TheRealCJ said:
Those are some awfully big presumptions you're making. I think all of this has more to do with the earth's natural cycle of warming and cooling to do with "global warming"--because as George Carlin once pointed out, how can something that we've been doing for less than 200 years irrevocably screw up the earth worse than anything that's happened to it in the past 4,000,000,000 years it's existed?
That being said, I don't think we should do nothing about pollution and waste. To just ignore it would just be a long, drawn-out process of shooting ourselves in the foot. Of course we need to wean ourselves off of fossil fuels, of course we need to find more efficient ways to deal with waste, and of course we need to make sure we don't cut down every forest left on the planet. Nobody is arguing all of those things are fine and dandy as they are and could never come back to haunt us someday.
What they argue is that we don't need to flip everything upside down this very moment to deal with those problems. We need to let the improving technology run its course and work society into a position to where it is ready for those things when they arrive [sub](and when the oil companies decide they can't hold it back any longer).[/sub]
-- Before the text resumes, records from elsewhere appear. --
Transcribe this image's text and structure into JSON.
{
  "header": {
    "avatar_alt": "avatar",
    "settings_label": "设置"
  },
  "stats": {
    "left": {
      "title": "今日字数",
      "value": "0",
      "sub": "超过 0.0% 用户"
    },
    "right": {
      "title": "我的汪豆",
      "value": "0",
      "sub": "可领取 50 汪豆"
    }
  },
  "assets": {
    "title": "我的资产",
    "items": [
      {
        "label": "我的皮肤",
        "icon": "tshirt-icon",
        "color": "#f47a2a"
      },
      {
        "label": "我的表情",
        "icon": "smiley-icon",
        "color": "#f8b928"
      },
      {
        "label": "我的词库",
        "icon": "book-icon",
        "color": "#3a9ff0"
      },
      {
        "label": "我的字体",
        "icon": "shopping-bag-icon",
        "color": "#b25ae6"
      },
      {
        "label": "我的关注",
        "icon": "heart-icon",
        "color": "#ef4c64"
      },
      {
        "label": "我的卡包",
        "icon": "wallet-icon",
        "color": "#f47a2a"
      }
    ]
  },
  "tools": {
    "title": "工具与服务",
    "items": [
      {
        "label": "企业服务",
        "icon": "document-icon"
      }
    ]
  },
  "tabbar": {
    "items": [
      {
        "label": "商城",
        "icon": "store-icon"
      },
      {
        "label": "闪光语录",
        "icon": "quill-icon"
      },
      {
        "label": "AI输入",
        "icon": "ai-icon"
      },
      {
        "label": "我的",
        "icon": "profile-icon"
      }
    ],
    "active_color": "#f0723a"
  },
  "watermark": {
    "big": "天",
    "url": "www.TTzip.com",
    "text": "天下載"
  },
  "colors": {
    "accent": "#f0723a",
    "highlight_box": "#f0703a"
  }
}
At this point, the notion of global warming feels like little more than a fad to me. It's worn out. It's just a buzz word, like "abortion" or "gay rights." I think if you want to convince people to be more green, you should stop beating them over the head with videos of stranded polar bears trying to swim for the shore 10,000 miles away, and present the problem as a local issue. You know, on a more human level. Show the long-term affects pollution can have on people and where they live.